Durch das Vermächtnis des heroisierten Harvey Dents ist Gotham City zu einem besseren Ort geworden, in welchem kein Platz mehr für den geächteten Batman ist. Dementsprechend hat sich Bruce Wayne (Christian Bale) in die Einsamkeit seines Anwesens zurückgezogen, wo er einzig und allein mit seinem Butler Alfred (Michael Caine) Kontakt hat. Die katzenhafte Diebin Selina Kyle (Anne Hathaway) lockt Wayne etwas aus der Reserve, gleichzeitig versucht er sein Unternehmen mit Hilfe von Lucius Fox (Morgan Freeman) und Miranda Tate (Marion Cotillard) auf neue Beine zu stellen. Doch erst das Auftreten des maskierten Terroristen Bane (Tom Hardy) macht einen erneuten Einsatz Batmans erforderlich. Von einer Mehrheit fälschlicherweise als Mörder angesehen, zählen zu seinen wenigen Unterstützern Commissioner Jim Gordon (Gary Oldman) und der junge Streifenpolizist John Blake (Joseph Gordon-Levitt). Und nach all diesen Ausführungen sind wir eigentlich noch relativ am Anfang von „The Dark Knight Rises“.
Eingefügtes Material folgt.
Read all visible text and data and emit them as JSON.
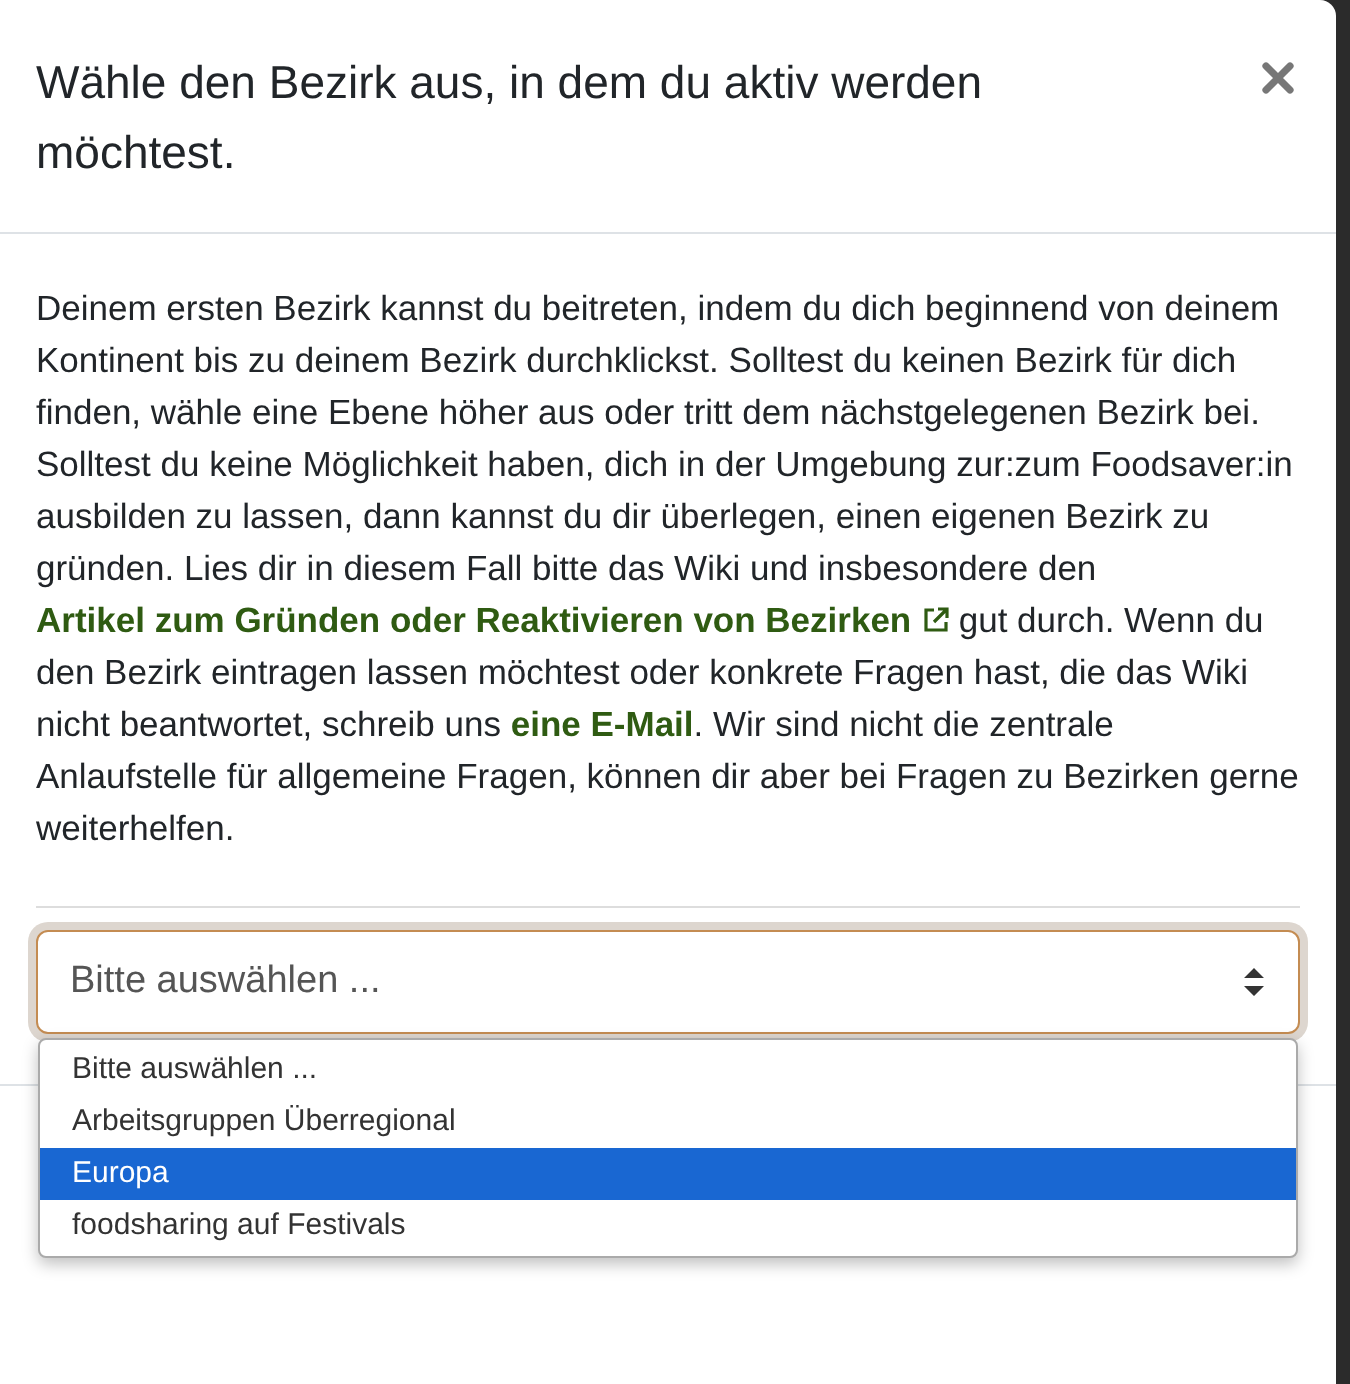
{
  "dialog": {
    "title": "Wähle den Bezirk aus, in dem du aktiv werden möchtest."
  },
  "description": [
    {
      "kind": "text",
      "text": "Deinem ersten Bezirk kannst du beitreten, indem du dich beginnend von deinem Kontinent bis zu deinem Bezirk durchklickst. Solltest du keinen Bezirk für dich finden, wähle eine Ebene höher aus oder tritt dem nächstgelegenen Bezirk bei. Solltest du keine Möglichkeit haben, dich in der Umgebung zur:zum Foodsaver:in ausbilden zu lassen, dann kannst du dir überlegen, einen eigenen Bezirk zu gründen. Lies dir in diesem Fall bitte das Wiki und insbesondere den "
    },
    {
      "kind": "link",
      "text": "Artikel zum Gründen oder Reaktivieren von Bezirken",
      "external": true
    },
    {
      "kind": "text",
      "text": " gut durch. Wenn du den Bezirk eintragen lassen möchtest oder konkrete Fragen hast, die das Wiki nicht beantwortet, schreib uns "
    },
    {
      "kind": "link",
      "text": "eine E-Mail",
      "external": false
    },
    {
      "kind": "text",
      "text": ". Wir sind nicht die zentrale Anlaufstelle für allgemeine Fragen, können dir aber bei Fragen zu Bezirken gerne weiterhelfen."
    }
  ],
  "select": {
    "value": "Bitte auswählen ...",
    "expanded": true,
    "options": [
      {
        "label": "Bitte auswählen ...",
        "highlighted": false
      },
      {
        "label": "Arbeitsgruppen Überregional",
        "highlighted": false
      },
      {
        "label": "Europa",
        "highlighted": true
      },
      {
        "label": "foodsharing auf Festivals",
        "highlighted": false
      }
    ]
  }
}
Die Handlung des Films ist, wie man sieht, recht komplex und geht auch so manchen unnötig erscheinenden Umweg. Gerade am Anfang werden viele verschiedene Handlungsstränge eröffnet, die aber gleichzeitig sehr verkürzt erscheinen, sodass es einem leicht passieren kann, etwas Relevantes zu verpassen. Eine weitere Schwäche des Films – zumindest für meinen Geschmack – ist die geringe Präsenz Batmans. Selbst dann, wenn Christian Bale auf der Leinwand zu sehen ist, ist er es meist als Bruce Wayne. Ist es aber bei aller Seriosität nicht auch das kindliche Vergnügen an einem Helden, seinen Tricks und Ausrüstungsgegenständen, das uns eigentlich in die Kinos lockt? Außerdem muss bemängelt werden, dass sich der Film manchmal in etwas merkwürdigen Szenen verliert. Ich bin der letzte, der sich bei solchen Filmen beschwert, dass das Erzählte „unrealistisch“ sei – immerhin handelt es sich immer noch um eine Comic-Verfilmung. Aber wenn eine kleine Armee von Polizisten sich in Reih und Glied den Terroristen entgegenbewegt, um dann in einer Straßenschlägerei die Fäuste sprechen zu lassen, dann hat das doch etwas Skurriles!

Schauspielerisch lässt Nolan hingegen wieder einmal (fast) keine Wünsche offen, stehen ihm doch die bewährten Darsteller aus den ersten beiden Teilen zur Seite. Interessanterweise greift er auf nicht weniger als fünf Kollaborateure aus seinem letzten Film „Inception“ zurück: Neben Regular Caine (auch „Prestige“) und Cillian Murphy, der in einem Kurzauftritt abermals seine Rolle als Jonathan Crane verkörpert, sind dies Hardy, Gordon-Levitt und Cotillard. Letztere mag eine gute Schauspielerin sein, ich stelle aber zum wiederholten Male fest, dass ich sie scheinbar einfach nicht ertrage. Hathaway bietet eine meiner Meinung nach gelungene Darstellung der Catwoman – wobei ich mich eigentlich nicht erinnern kann, ob sie im Film  jemals so genannt wird.

Am stärksten ist „The Dark Knight Rises“ dann, wenn er eine geschlossene Stadt im Ausnahmezustand schildert. Ganz klare Anleihen nimmt er dabei bei den historischen Ereignissen nach der französischen bzw. der russischen Revolution. So funktioniert der Film auch am besten als Dystopie über Totalitarismus und die Herrschaft eines neidenden Volkes. Als Abschlussfilm einer Trilogie, dem die beiden hervorragenden Filme „Batman Begins“ und „The Dark Knight“ vorangegangen sind, enttäuscht „The Dark Knight Rises“ leider. Für sich alleine betrachtet ist er aber schon in Ordnung. Anschauen sollte man in sich jedenfalls, und sei es allein deshalb, weil Christopher Nolan ganz auf 3D verzichtet hat – heutzutage bei Actionfilmen keine Selbstverständlichkeit mehr!